UNITED STATES « The labour movement must commit to the release of Mumia Abu-Jamal » — Clarence Thomas

The following interview with Clarence Thomas was conducted for the IWC Weekly Newsletter by Alan Benjamin, member of the editorial board of The Organizer Weekly Newsletter. Brother Thomas is a past president of ILWU Local 10 and remains a rank-and-file leader of the San Francisco Bay Area labor movement as a retiree in his union. 

Question: Brother Clarence, you’re a convener of the February 1st International Forum and its Call to Action to free Mumia Abu-Jamal and All Anti-Racist and Anti-Imperialist Freedom Fighters. You issued your own personal Call to Action for this forum in which you underscored the need to put an end to the legacy of slavery, Jim Crow, Apartheid and racial violence perpetrated against African Americans, in particular. 
Why is this International Forum so important today? And what are the new developments with the Mumia case that make it absolutely imperative that Mumia should be freed immediately? 

Clarence Thomas

Clarence Thomas: Mumia is an innocent man. He was framed because as a revolutionary journalist he documented the repression facing African Americans in Philadelphia and other crimes committed by the ruling class in Pennsylvania. He was listened to widely. He was, and remains, the voice of the voiceless, a man of great integrity and courage. He was targeted at a very young age because he was a member of the Black Panther Party and because of his great intellect. That’s why the powers-that-be, beginning with the Democratic Party and the Fraternal Order of the Police, want him locked up for good. 

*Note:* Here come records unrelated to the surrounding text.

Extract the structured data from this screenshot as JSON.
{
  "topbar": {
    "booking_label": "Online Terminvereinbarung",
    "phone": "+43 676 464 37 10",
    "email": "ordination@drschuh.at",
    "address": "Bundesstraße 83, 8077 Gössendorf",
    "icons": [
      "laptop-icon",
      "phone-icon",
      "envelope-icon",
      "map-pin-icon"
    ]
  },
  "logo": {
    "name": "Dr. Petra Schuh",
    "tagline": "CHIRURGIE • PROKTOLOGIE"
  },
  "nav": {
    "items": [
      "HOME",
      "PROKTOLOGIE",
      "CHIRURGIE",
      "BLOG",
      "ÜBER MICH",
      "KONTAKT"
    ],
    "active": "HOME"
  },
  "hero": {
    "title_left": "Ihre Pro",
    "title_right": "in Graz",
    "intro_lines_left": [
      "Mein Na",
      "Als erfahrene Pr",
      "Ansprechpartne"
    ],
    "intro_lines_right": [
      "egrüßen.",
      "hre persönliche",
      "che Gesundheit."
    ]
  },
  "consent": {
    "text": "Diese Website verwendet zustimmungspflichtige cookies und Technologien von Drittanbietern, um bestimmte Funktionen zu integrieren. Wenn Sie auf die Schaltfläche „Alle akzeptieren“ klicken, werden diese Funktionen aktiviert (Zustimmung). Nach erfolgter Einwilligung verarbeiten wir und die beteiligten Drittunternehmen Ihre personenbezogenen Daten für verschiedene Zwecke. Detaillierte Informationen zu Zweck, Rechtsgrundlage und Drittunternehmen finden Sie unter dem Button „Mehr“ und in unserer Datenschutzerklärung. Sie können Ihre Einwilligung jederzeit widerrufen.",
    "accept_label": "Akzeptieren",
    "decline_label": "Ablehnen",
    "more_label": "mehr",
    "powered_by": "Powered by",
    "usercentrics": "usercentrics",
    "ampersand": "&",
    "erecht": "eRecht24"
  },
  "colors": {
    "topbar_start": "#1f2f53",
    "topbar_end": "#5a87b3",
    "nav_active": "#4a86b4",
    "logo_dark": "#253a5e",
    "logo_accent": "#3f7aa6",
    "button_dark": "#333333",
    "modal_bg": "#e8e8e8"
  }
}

Mumia’s situation is not unique. Many other political prisoners were framed and have been locked up for life. 

A fact that often gets overlooked is that Mumia has been a member of the National Writers Union for some time. The NWU is affiliated to the UAW. He has said many times how proud he is to be a card-carrying member of a union. He has been steadfast in his support of labor. The international labor movement needs to know this. 

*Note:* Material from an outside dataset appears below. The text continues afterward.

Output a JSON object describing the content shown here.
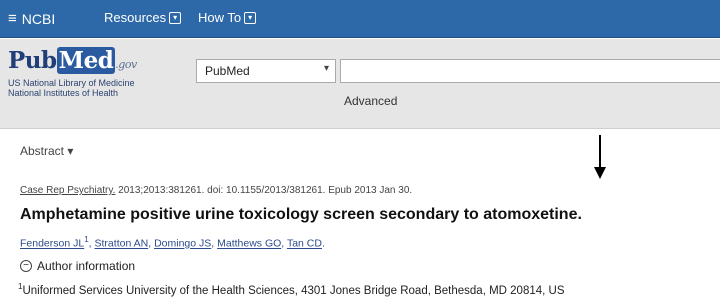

During the period of Apartheid in South Africa, the liberal establishment, but also the Black clergy and Black labor leadership, spoke out loudly against the crimes of Apartheid. But the fight against Apartheid here in the United States has not been embraced like it was in South Africa. 

We cannot ignore this fact: the labor movement and the society at large have been impacted by white supremacy. Jim Crow; the mass incarceration of Blacks, Latinos and Native Americans; and the Black Liberation Movement don’t receive the respect they deserve. 

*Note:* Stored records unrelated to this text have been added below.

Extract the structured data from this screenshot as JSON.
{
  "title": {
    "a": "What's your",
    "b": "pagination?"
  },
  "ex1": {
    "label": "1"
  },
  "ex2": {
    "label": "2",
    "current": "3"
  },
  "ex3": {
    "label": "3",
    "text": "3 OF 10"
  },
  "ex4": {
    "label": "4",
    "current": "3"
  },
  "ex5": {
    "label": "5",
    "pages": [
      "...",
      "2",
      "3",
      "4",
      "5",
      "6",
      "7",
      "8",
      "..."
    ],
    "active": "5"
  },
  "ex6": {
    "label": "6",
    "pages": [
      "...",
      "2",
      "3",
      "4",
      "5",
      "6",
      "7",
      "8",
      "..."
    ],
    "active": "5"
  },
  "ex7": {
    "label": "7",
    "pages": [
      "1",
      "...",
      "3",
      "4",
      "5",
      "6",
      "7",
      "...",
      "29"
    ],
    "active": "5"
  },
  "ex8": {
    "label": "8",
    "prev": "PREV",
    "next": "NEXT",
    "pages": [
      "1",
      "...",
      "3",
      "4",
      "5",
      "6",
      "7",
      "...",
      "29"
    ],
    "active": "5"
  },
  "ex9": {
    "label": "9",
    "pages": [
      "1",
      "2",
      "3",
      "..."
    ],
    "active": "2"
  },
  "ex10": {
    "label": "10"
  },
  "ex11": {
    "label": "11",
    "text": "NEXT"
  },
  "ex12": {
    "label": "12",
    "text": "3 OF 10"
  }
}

That is why the fight to free Mumia is so important. He should be freed now, today! All the evidence that was withheld and that has now surfaced in the six boxes – exposes the frame-up. We must make Mumia’s freedom an example to be followed. Mumia’s case represents an opportunity for all political prisoners who were framed. We must release them all from prison. 

This is a moment, an opportunity, for the labor movement nationally and internationally to come forward, front and center, and really do something because if we don’t, we will all be affected by this travesty. Our struggles for voting rights, labor rights, women’s rights, and more, are all interconnected. We are all fighting the neo-liberal policies in one form or another. We have to connect the dots.

Question: In your statement in support of the February 1 International Forum you point to the day-long work stoppages organized over the years by ILWU Local 10 as examples of the kinds of actions that could be organized internationally. Tell us about this. 

Clarence Thomas: At key moments of struggle, both at home and abroad, members of the ILWU – and of ILWU Local 10 in particular – have exercised their democratic rights as workers, and they have withheld their labor to demand justice and redress of grievances. 

During the struggle against Apartheid in South Africa, we refused to unload South African cargo. Our action was heard around the world. In 1999, 29 ports on the West Coast were shut down to demand justice for Mumia. In 2008, 29 ports were shut down to protest police violence against Black people. In 2020, ports again were shut down on June teenth. The list is long. 

The labor movement could be using its leverage in the global economy and carrying out actions such as we have done. The situation is urgent. Our voting rights as African Americans are under frontal attack. The Democratic Party cannot even protect the African American people’s right to vote. More than ever, we need to mobilize in our own name. 

An Injury to One Is an Injury to All, Free Mumia Abu Jamal! Free them All!